Update: See also Republican Attack Schtick Entering Backfire Realm.

12 thoughts on “Conformity Nation

  1. I live in Fayetteville, NC – home of Fort Bragg.
    I don’t see a lot of people wearing flag lapel-pins, or “Support Our Troops” stickers – anymore.
    If I see the stickers, they are faded.
    Like Neo-con dreams.

    Adorning pins and stickers is the height of cowardice. If you are able, and of age, why are you here instead of there?

    Wearing purple band-aid’s is not the equivilant of a Purple Heart. Nor should it demean the real medal.

    Flags are symbols. Pins are pins. Stickers are stickers.
    What we stand for cannot be portrayed in any venue.

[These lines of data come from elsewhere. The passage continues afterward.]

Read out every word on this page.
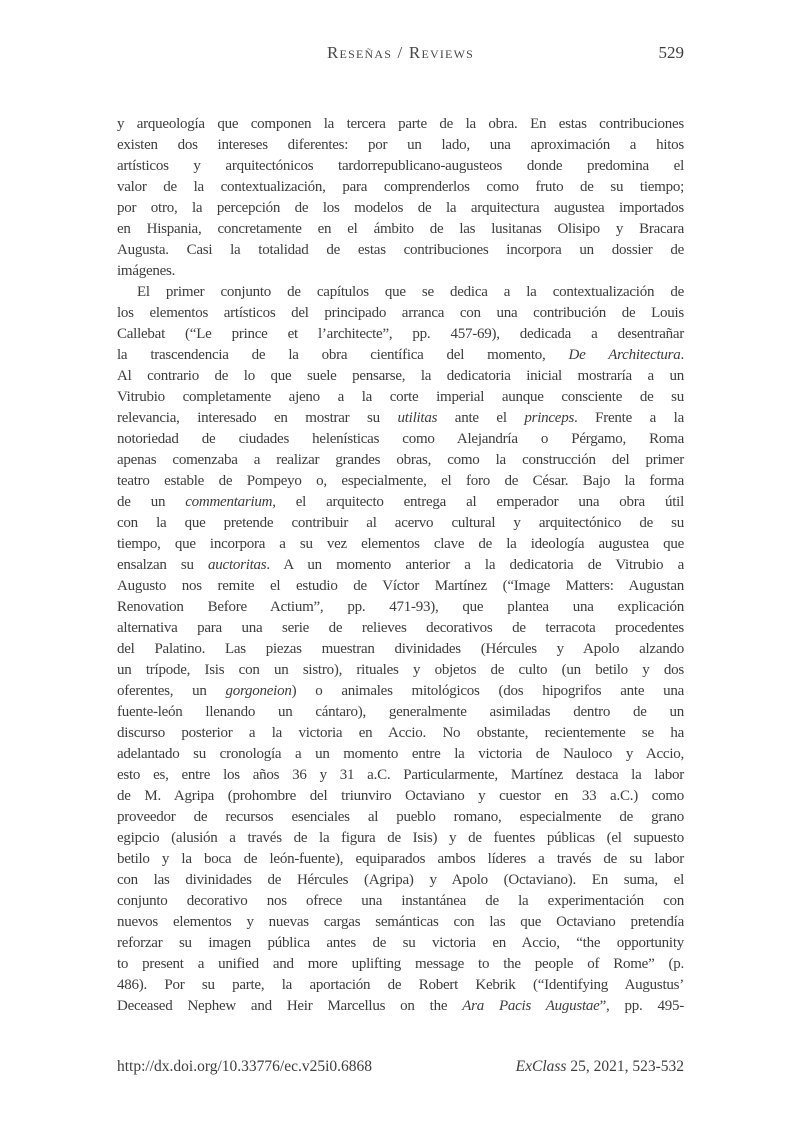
Reseñas / Reviews	529
y arqueología que componen la tercera parte de la obra. En estas contribuciones
existen dos intereses diferentes: por un lado, una aproximación a hitos
artísticos y arquitectónicos tardorrepublicano-augusteos donde predomina el
valor de la contextualización, para comprenderlos como fruto de su tiempo;
por otro, la percepción de los modelos de la arquitectura augustea importados
en Hispania, concretamente en el ámbito de las lusitanas Olisipo y Bracara
Augusta. Casi la totalidad de estas contribuciones incorpora un dossier de
imágenes.
El primer conjunto de capítulos que se dedica a la contextualización de
los elementos artísticos del principado arranca con una contribución de Louis
Callebat (“Le prince et l’architecte”, pp. 457-69), dedicada a desentrañar
la trascendencia de la obra científica del momento, De Architectura.
Al contrario de lo que suele pensarse, la dedicatoria inicial mostraría a un
Vitrubio completamente ajeno a la corte imperial aunque consciente de su
relevancia, interesado en mostrar su utilitas ante el princeps. Frente a la
notoriedad de ciudades helenísticas como Alejandría o Pérgamo, Roma
apenas comenzaba a realizar grandes obras, como la construcción del primer
teatro estable de Pompeyo o, especialmente, el foro de César. Bajo la forma
de un commentarium, el arquitecto entrega al emperador una obra útil
con la que pretende contribuir al acervo cultural y arquitectónico de su
tiempo, que incorpora a su vez elementos clave de la ideología augustea que
ensalzan su auctoritas. A un momento anterior a la dedicatoria de Vitrubio a
Augusto nos remite el estudio de Víctor Martínez (“Image Matters: Augustan
Renovation Before Actium”, pp. 471-93), que plantea una explicación
alternativa para una serie de relieves decorativos de terracota procedentes
del Palatino. Las piezas muestran divinidades (Hércules y Apolo alzando
un trípode, Isis con un sistro), rituales y objetos de culto (un betilo y dos
oferentes, un gorgoneion) o animales mitológicos (dos hipogrifos ante una
fuente-león llenando un cántaro), generalmente asimiladas dentro de un
discurso posterior a la victoria en Accio. No obstante, recientemente se ha
adelantado su cronología a un momento entre la victoria de Nauloco y Accio,
esto es, entre los años 36 y 31 a.C. Particularmente, Martínez destaca la labor
de M. Agripa (prohombre del triunviro Octaviano y cuestor en 33 a.C.) como
proveedor de recursos esenciales al pueblo romano, especialmente de grano
egipcio (alusión a través de la figura de Isis) y de fuentes públicas (el supuesto
betilo y la boca de león-fuente), equiparados ambos líderes a través de su labor
con las divinidades de Hércules (Agripa) y Apolo (Octaviano). En suma, el
conjunto decorativo nos ofrece una instantánea de la experimentación con
nuevos elementos y nuevas cargas semánticas con las que Octaviano pretendía
reforzar su imagen pública antes de su victoria en Accio, “the opportunity
to present a unified and more uplifting message to the people of Rome” (p.
486). Por su parte, la aportación de Robert Kebrik (“Identifying Augustus’
Deceased Nephew and Heir Marcellus on the Ara Pacis Augustae”, pp. 495-
http://dx.doi.org/10.33776/ec.v25i0.6868	ExClass 25, 2021, 523-532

    We are how we act. We are who we are…
    And right now, we are a “Nation of Shame!”
    (Can I trademark that?).

    Pins are for Pin-head’s!!!
    (Can I trademark that, too?).

    We are about to become that which we once feared…
    I hate to way this, but the Fascist’s wore pins and had stickers and slogan’s, too.

    See our reflection yet? It ain’t Alice looking back at us in that “Looking Glass.” It is US.

    Pogo: “We have seen the enemy; and it is US!”

    “Look in the mirror, boy. Look in the mirror…”

  2. “Can’t get it right-wingers’……good one.

    Lots of things happening today make me wonder how far from reason the decline may be going, and whether it is irreversible in the USA. Some of the symptoms, like this lapel pin outbreak, may point to an onset of societal dementia.

  3. I like what Obama did on this. Like Maha, I grew up in the 50s and she describes it well. One thing the 50s weren’t was “Leave It to Beaver.” As an American Indian, I have never had the reverence for the flag that seems to be demanded by right-wingers. Also, I don’t ever celebrate the Fourth of July (except that I get a day off from work) because it doesn’t represent independence fot American Indians. I don’t believe I disrespect the flag; but, it is just a symbol–and not a good symbol for an American Indian.

  4. All the Republicans have left is trivial stuff. They have been beaten to pieces over the war, scandals, and health care. So they are dragging the political riverbeds for causes to rally around. It’s utter desperation and it’s pathetic.

    Our own Mike Turner from Ohio (I’m ashamed to say) is now on a tear about allowing religious themes being allowed in the ceremonies of flag dedications at the State Capitol. He’s wasting time and taxpayer dollars on a cause that nobody should give a shit about. Sadly, letters I’ve written to his office are answered with placating drivel about how dedicated he and his Party are to winning the war in Iraq. Good grief.

  5. Jesus admonished his followers for being stuck on the surface of issues and not seeing / reasoning with them in a sufficiently deep way (I’m too lazy to look up an example in the gospels, but it’s there).

    The Democrat who can likewise cut through this sort of surface nonsense and who can push it in the right’s face, embarassing them for their constant, deliberate shallowness – as Jesus pointedly embarassed some of his followers – will have my enthusiastic vote.

    I want to see more of what Obama did. I want to see our candidates deliberately attack and expose the right’s shallowness in this most clever way.

    Conversely, this whole topic calls to mind Hillary’s stupid endorsement of the burning of the flag amendment some years ago.

  6. I’ve always felt that the American mythology of rugged individualism is a crock. I’ve lived in many different countries, from Ireland to Turkey, and the US is the most conformist society I’ve encountered.